The place is nice, the food is excellent, and the servers are capable and friendly. Three thumbs up.
- Chicken Santorini (Chicken breast stuffed with Feta and Spinach) ($8.49)
- Steak Fries
- House Salad
- Souvlaki ($5.59 for a stick, a-la carte)
- Saganaki (cheese flambe) (Split four ways, $1.75)
- Appetizer Platter (Split four ways, $2.65)
- Tyropitakia (Three-cheese pie in fila)
- Spanikopita (Spinach and feta pie in fila)

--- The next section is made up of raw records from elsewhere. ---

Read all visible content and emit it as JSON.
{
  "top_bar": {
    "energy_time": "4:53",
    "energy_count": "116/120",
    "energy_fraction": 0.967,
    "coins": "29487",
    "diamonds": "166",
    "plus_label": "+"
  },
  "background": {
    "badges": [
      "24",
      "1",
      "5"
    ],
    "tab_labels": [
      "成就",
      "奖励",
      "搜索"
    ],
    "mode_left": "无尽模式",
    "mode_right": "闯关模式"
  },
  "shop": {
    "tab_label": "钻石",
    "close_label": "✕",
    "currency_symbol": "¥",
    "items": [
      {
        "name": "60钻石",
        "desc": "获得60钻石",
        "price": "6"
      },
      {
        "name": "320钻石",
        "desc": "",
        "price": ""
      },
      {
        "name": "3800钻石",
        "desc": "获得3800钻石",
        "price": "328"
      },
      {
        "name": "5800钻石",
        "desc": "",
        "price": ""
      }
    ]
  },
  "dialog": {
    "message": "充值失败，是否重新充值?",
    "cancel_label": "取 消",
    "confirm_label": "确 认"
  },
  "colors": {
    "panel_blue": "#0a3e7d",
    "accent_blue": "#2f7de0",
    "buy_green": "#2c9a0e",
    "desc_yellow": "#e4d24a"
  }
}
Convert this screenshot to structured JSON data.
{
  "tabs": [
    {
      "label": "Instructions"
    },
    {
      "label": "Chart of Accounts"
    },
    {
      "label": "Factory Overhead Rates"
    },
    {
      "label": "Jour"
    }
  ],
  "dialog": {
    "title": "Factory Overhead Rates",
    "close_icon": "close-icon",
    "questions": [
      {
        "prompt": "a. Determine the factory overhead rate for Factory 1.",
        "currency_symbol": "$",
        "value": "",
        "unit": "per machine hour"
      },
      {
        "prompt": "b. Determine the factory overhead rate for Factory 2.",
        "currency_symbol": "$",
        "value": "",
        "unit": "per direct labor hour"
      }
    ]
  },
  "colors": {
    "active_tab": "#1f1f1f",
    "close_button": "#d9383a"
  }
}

- Keftedes (Greek Meatballs)
- Gyro Meat
- A block of feta cheese
- Tzatziki sauce
The three-cheese pie and spinach and feta pies were both okay, although the spinach and feta pie was too much spinach for my tastes. The meat options were just delicious, as expected, and the feta cheese and tzatziki sauce supported pretty much everything on the platter fantastically. The gyro meat was good even without the tomato and onion that I tend to eat on my gyros, and the meatballs were good, if not seeming too different from normal meatballs to me. The Saganaki is a fairly signature thing, and for good reason. It's a really an interesting and somewhat acquired taste of lemon and cooked/caramelized/burned cheese served in a hot pan a-la a fajita or some other 'serve it sizzling' dish, it's but it's a good acquired taste. The guy was even nice enough not to light my hair on fire. I'm not sure that it's feta, though, or at least the normal feta, as the menu just says 'greek cheese' there, and uses feta for feta everywhere else. But no matter what cheese it is, it works.

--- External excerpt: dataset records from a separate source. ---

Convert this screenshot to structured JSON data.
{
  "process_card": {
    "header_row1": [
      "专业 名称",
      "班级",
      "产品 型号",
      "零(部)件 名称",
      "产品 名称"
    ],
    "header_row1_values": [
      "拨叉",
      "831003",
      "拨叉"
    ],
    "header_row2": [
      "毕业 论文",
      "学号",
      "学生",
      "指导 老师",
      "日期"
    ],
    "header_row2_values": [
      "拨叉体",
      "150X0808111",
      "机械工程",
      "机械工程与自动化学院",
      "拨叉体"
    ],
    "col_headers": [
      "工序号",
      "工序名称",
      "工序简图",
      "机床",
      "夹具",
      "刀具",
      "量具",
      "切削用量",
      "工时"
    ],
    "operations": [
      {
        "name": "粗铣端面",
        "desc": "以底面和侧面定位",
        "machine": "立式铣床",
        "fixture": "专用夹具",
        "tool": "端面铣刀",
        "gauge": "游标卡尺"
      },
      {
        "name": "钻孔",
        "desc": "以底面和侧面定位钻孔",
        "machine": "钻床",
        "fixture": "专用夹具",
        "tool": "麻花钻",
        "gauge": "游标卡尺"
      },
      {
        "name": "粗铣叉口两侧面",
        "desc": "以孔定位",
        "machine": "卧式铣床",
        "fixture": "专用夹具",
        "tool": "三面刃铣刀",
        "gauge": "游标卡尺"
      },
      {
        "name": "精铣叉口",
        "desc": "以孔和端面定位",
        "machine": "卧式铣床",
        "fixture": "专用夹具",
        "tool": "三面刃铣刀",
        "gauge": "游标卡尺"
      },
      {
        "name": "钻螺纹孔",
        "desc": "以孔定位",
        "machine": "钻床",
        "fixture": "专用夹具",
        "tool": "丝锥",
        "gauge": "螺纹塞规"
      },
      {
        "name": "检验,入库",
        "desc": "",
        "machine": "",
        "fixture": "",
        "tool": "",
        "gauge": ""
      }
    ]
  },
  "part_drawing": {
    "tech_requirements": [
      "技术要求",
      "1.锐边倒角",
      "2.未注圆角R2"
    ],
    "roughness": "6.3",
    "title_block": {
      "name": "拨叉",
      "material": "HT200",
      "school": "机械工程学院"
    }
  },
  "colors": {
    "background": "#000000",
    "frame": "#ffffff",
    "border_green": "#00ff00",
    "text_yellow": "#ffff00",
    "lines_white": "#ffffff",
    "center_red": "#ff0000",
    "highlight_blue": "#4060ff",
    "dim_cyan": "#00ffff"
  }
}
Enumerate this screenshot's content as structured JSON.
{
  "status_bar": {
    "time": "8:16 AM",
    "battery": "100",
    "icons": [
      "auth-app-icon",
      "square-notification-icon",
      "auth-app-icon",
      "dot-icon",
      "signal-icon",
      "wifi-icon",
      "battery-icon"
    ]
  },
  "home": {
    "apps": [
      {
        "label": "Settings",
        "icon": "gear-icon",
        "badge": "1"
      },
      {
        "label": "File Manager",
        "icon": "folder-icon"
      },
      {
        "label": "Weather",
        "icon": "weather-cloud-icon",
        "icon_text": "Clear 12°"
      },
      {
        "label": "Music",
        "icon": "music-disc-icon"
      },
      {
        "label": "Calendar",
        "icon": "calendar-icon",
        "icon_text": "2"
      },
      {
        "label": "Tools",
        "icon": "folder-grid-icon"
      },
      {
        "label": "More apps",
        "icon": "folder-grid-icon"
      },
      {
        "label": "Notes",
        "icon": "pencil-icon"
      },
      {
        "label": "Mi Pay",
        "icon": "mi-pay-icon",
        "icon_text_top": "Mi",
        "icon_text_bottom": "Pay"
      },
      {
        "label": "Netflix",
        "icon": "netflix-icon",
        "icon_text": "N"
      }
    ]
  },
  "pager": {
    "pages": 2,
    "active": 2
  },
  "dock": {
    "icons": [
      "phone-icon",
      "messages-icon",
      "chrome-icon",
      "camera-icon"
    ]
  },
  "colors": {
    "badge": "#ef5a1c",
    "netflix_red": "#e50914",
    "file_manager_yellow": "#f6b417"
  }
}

For the main dish, I chose to stick with something old (a Souvlaki skewer) and something new (the chicken, nach.) Now, considering how I said that the spanikoptia was too much spinach for me, you'd think I might have the same trouble with the chicken, but you'd be wrong. The chicken had the perfect amount of spinach taste, cheese taste, and chicken taste, and held together pretty well for a stuffed chicken breast from a 'falling all over your plate PoV'. I got steak fries which were nothing amazing, but just fine. Then again, I eat them without ketchup, which is apparently impossible for anyone else.
The souvlaki skewer is a skewer of big hunks of pork (IIRC) that are browned and absolutely delicious. They'll typically offer them in pitas with other things for real eating, but I just got some on my own, and it was good, although 5.60 for just the meat feels a little expensive. I was hoping it'd come with pita/etc.
Ultimately the amount was all too much food for me. I ended up boxing all of my stuff up, along with the feta and the tzatziki sauce, and they all kept pretty well a day later, which was a little surprising, but very pleasing. Always good to know.
It's great filling food, the price is still good on the overall, and the service was friendly and pretty good for the place being so busy. It's just a shame it's too far away to go too regularly.